Storyspace in China
Maris Boyd Gillette
Although Storyspace receives much attention as a tool for writers, it is useful for a variety of other professions as well. In my studies of a Chinese Muslim (Hui) community in Northwest China (Xian), Storyspace becomes an aid to the creation of ethnographic field notes. By integrating the anthropological index of the Outline of Cultural Materials with Storyspace, I produce an instrument which organizes field notes both chronologically and topically, and aids the creation of reports, articles, and ultimately of a doctoral dissertation.

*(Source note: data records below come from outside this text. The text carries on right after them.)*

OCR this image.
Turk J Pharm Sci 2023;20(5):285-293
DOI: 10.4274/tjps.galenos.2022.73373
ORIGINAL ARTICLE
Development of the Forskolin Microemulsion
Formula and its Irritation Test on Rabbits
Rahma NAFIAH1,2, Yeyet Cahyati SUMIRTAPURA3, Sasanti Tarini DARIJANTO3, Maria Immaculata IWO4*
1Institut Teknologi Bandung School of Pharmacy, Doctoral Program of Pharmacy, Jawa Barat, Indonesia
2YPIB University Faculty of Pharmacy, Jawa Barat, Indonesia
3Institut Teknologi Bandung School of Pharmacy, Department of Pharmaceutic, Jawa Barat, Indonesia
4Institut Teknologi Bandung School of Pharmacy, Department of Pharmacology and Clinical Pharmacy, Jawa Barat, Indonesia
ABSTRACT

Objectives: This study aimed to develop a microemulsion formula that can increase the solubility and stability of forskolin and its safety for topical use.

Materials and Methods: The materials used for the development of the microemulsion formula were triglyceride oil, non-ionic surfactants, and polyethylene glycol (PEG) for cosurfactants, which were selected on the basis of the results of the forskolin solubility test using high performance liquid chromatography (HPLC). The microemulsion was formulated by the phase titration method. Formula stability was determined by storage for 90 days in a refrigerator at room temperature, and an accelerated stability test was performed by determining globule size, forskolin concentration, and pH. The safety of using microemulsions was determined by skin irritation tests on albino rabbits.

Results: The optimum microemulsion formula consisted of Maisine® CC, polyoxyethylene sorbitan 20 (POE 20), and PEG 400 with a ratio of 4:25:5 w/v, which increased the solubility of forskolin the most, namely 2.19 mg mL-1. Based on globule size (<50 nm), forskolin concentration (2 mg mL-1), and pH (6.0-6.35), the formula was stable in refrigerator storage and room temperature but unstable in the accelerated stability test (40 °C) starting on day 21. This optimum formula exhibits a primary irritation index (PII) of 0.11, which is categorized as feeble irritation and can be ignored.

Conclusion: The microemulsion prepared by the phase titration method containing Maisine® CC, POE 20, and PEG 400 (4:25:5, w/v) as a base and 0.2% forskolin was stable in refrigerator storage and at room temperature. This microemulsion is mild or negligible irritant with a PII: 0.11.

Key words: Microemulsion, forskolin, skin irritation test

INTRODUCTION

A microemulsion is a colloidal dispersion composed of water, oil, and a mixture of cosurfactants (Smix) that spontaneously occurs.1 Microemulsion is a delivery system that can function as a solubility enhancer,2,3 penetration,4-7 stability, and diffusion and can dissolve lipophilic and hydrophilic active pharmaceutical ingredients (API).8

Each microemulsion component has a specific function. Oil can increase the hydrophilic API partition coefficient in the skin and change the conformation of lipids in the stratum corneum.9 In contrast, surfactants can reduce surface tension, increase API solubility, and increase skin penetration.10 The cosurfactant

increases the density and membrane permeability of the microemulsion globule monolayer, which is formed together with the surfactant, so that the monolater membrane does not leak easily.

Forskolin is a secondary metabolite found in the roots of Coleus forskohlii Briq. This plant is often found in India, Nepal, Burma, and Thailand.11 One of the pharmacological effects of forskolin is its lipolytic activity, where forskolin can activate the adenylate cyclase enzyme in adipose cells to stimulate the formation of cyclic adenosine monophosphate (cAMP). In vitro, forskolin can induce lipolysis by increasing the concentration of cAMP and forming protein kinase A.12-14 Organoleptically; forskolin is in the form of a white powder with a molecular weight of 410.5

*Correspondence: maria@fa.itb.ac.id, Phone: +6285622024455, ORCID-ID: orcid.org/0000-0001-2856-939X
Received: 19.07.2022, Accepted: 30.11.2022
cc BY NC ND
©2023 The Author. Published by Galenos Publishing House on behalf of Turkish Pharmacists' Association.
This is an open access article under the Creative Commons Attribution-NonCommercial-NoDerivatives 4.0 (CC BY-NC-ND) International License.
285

Storyspace...is better suited to the qualitative, descriptive data produced by ethnographic field work
Storyspace enables me to organize my work both chronologically and topically, in a few easy steps and without painful and time-consuming duplication of data.
Because Storyspace is designed to build complex textual structures, it is better suited to the qualitative, descriptive data produced by ethnographic field work than are other database programs. The visual layout of Storyspace clearly demarcates the structure of each document, facilitating quick access to data.
As I record each day's fieldwork in Storyspace, I parse it into broad topics such as marriage, exchange, food consumption...
I keep a chronological month-by-month record of my field work using Storyspace writing spaces. Each month's research is stored in a separate Storyspace document. Each day is represented by writing space in which I summarize the day's events, the weather, and my personal feelings and condition. Inside the writing space I then add additional writing spaces which provide a topical overview of the day's events. For example, one writing space might contain part of a conversation during which my informant told me about eating practices during Ramadan. The part of our conversation in which she told me about hair styles and veiling for Chinese Muslims would be placed in a separate writing space.
After recording these notes, I assign topic numbers to the notes based on the index numbers in the Outline of Cultural Materials, an index of anthropological topics which provides one way of organizing ethnographic data into analytical categories. For example, marriage is a major topic in social and cultural anthropology and receives the number 58. The category 58 (Marriage) is then broken down into components such as arranging a marriage (584), nuptials (585), and secondary marriages (587). I also create new categories specifically relevant to my work among the Hui, such as marriage introduction bureaus (584.1). As I record each day's fieldwork in Storyspace, I parse it into broad topics such as marriage, exchange, food consumption, etc. Each writing space addresses one central issue like marriage, as well as other topics the informant might touch on, such as clothing (the informant talked about her wedding dress) or exchange (the informant discussed the wedding presents her relatives gave her).
the main advantage of this system comes when I wish to write a report.
In each month's field notes I also make a writing space, titled "OCM", that contains the OCM index. I then link the individual writing spaces to this OCM index, which allows me to access my data topically. For example, when I follow a link from the index, Storyspace will list all writing spaces which address the selected topic. I can then follow the links to review all the data I have collected on this subject, in any order I choose.
For my work, the main advantage of this system comes when I wish to write a report. When I have enough data to provide a fairly complete description of a particular topic or event, I use the Storyspace "gather" feature and the "path builder" to collect all the writing spaces which pertain to that topic. I copy these gathered writing spaces from each month's research and paste them into a new Storyspace document entitled with the name of the topic, e.g. "marriage", "halal", or "Ramadan." (I work with copies of my Storyspace documents when performing these tasks, so that the chronological record of field work remains intact.) After I have collected all my data on the relevant topic, I can read and sort it, discard what is irrelevant, export my data to my word processing program, reorganize it in a logical sequence, fix the prose, and analyze the material. After I have finished these tasks, I have a completed report on a topic, which will become the basis for chapters of my dissertation.